Thursday, July 30, 2015

I have erred.

A friend and I are both reading A Utopia of Rules by David Graeber concurrently. In it Graeber mentions experiments where children are asked to write an essay about being the opposite gender. In each of the experiments young boys inevitably refuse to do the essays while young girls write long essays. Graeber concludes that this is uncovering an obvious hierarchy. I've never actually thought about what it would be like to be the opposite gender.

When I think of what it would be like to be a woman I don't know where to start other than to say there is clearly a hierarchy, we created long ago and continue to practice. Men accountable for this disaster deny the existence of said disaster and women go on practicing a sort of crippling form of self-censorship and control. So to me being a woman has much to do with identity. Its about an identity both denied to them and they deny themselves. Regicide of man seems to be in order, not for some sort of outward political reform but as an advance on the debt with vengeance aptly due to woman.

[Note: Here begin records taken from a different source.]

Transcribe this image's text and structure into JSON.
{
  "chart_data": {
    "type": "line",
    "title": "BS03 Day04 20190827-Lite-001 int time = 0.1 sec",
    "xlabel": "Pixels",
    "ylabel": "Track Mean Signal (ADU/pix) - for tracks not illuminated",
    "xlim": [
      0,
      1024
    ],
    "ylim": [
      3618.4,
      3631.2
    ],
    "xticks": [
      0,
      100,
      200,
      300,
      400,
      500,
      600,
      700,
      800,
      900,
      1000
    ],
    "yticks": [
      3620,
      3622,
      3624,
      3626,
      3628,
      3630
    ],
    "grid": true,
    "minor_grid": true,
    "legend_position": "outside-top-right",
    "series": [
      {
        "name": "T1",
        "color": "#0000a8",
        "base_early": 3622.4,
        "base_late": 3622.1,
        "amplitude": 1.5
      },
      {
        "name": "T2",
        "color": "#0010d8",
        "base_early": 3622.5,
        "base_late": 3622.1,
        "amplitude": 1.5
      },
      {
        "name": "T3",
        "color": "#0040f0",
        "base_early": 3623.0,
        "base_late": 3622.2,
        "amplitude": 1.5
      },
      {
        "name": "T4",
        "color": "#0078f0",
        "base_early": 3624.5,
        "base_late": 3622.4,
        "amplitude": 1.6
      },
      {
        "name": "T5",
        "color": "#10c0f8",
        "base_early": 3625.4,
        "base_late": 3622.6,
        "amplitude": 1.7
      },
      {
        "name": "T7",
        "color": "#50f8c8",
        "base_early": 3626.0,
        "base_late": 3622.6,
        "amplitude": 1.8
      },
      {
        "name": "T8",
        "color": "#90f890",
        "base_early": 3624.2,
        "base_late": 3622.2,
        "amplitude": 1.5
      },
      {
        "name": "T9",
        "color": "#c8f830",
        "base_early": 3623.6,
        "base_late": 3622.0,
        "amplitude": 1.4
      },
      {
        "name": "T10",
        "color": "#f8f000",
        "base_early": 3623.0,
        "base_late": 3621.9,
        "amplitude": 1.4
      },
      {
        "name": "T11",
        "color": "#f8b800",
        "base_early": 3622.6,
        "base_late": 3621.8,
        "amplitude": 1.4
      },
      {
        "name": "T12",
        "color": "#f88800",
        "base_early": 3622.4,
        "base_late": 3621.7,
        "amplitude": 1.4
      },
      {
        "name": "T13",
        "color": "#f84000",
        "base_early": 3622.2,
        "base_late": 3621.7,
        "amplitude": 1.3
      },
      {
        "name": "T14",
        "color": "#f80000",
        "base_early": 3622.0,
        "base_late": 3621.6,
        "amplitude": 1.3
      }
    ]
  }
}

Our hegemony is one, that when we fail to deny is justified as being benevolent, the age old cry of the Hegemon over its subjugates. We talk of mutual interests, when describing women that are most like us, that we seek to condition in our invitations that we may continue making war on them. In our actions we do not deny that they are a threat to us. Justice depends on ones power to enforce it and hope is apt to be an expensive commodity. To be a woman must be something unlike being a man, that is the only thing I can say with certainty.